By the way if you think that I am needlessly worried about this group getting candidates on the ballot in states like Ohio,think about this: Nader got George W. Bush elected in 2000 by getting less than 5% of the vote in Florida.

Sunday, November 06, 2011

Wall Street’s Hippie Culture

It has been amusing to me to hear some of Wall Street’s current crop of Masters of the Universe dismiss the Occupy Wall Street protestors as a “bunch of hippies”. What is funny about their doing so is this.

At age 67, I am old enough to have known some actual hippies and their philosophy, which they often distilled down to the single expression: “Do your own thing, man.” But isn’t that precisely what these investment bankers also offered—and still are offering—as their own philosophy, and isn’t it that philosophy which got us into the terrible economic mess the OWS people are now protesting?

It certainly seems so to me. What the investment bankers and their apologists told us again and again over the past three decades is that regulatory restraints on their behavior were bad. They repeatedly told us that if they were simply allowed to do their own thing that something they called “the market” would prevent them from engaging in antisocial behavior and that a great and widely-shared prosperity would result.

So deeply did they believe in this philosophy that they set about creating think tanks and resident experts to push the philosophy in the news media and before congressional committees and in other forums. They drew upon wealthy ultraconservative financial backers to provide the financial support for their proselytizing on behalf of this philosophy. And so persistent were they in their efforts that their philosophy, at first gradually and then with ever-greater force, took hold across our entire society as one after another restraint on their behavior was either prevented from coming into existence or wiped from the books.

As do many proselytizers, they needed an old written and somewhat inaccessible text to use in offering appeals to authority in response to common-sense questions about why their philosophy should be followed.
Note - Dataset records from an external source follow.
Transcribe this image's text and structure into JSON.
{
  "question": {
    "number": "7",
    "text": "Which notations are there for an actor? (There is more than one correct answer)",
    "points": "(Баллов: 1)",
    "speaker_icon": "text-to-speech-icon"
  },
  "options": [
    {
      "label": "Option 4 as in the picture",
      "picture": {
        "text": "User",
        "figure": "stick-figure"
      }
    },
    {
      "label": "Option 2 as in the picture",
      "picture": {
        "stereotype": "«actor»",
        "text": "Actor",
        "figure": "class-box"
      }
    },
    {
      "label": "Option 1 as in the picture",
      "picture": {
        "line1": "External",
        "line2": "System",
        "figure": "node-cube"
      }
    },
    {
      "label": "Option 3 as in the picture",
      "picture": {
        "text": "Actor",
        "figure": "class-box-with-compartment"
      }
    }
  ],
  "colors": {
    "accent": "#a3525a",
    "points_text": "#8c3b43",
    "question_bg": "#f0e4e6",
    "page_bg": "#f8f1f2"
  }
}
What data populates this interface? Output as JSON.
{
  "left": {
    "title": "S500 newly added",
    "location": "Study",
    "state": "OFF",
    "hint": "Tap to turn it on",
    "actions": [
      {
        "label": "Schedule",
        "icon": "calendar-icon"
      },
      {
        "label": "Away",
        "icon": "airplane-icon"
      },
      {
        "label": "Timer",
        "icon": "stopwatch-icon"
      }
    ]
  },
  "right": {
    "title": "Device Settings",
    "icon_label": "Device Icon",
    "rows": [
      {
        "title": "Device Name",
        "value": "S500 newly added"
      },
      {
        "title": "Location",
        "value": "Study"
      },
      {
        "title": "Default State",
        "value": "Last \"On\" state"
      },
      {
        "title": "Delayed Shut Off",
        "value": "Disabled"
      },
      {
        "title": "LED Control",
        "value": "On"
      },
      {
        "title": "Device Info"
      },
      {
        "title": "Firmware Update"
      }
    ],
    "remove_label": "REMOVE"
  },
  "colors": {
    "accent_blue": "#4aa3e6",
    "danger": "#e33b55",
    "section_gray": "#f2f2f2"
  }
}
To meet this need, they offered up The Wealth of Nations and its decent and careful author, Adam Smith.

But, as often happens when an old text is used to justify a new philosophy, they quoted the text and its author selectively. In fact, they were so selective that, to listen to these anti-government types describe them, all of Adam Smith’s philosophy and all of his 600-page treatise came down to the single concept of the invisible hand. They insisted that Smith’s philosophy was the following: everyone should just pursue his or her own individual self-interest and that the result would be generalized prosperity. In other words, they said, Smith’s message was that we should all just do our own thing.

So successful were they on pushing this concept that the average American has no idea that Smith also favored usury laws and bank regulation and a tax system under which the rich paid a higher tax rate than those making less than them–or that he worried that the government might become the captive of the wealthy and be used largely to protect their property interests instead of promoting the public good.

And so it came to pass that the investment bankers were allowed to do their own thing and create the terrible economic mess we have on our hands today: the very mess that the people in the park are protesting, the very mess which we taxpayers across the country had to rescue them from, the very mess which cost so many people their jobs and their pensions and their homes.

But even after this massive and very public failure of their philosophy, from the lofty heights of their glass towers the bankers look down on the protestors with disdain and call them hippies.

There is much irony in this, isn’t there?

For while I didn’t much agree with the philosophy of the original hippies, at least I’ll give them this: unlike this bespoke-suited new generation of hippies, they didn’t go running to the government to save them if their philosophical choices ended up making a mess of their lives.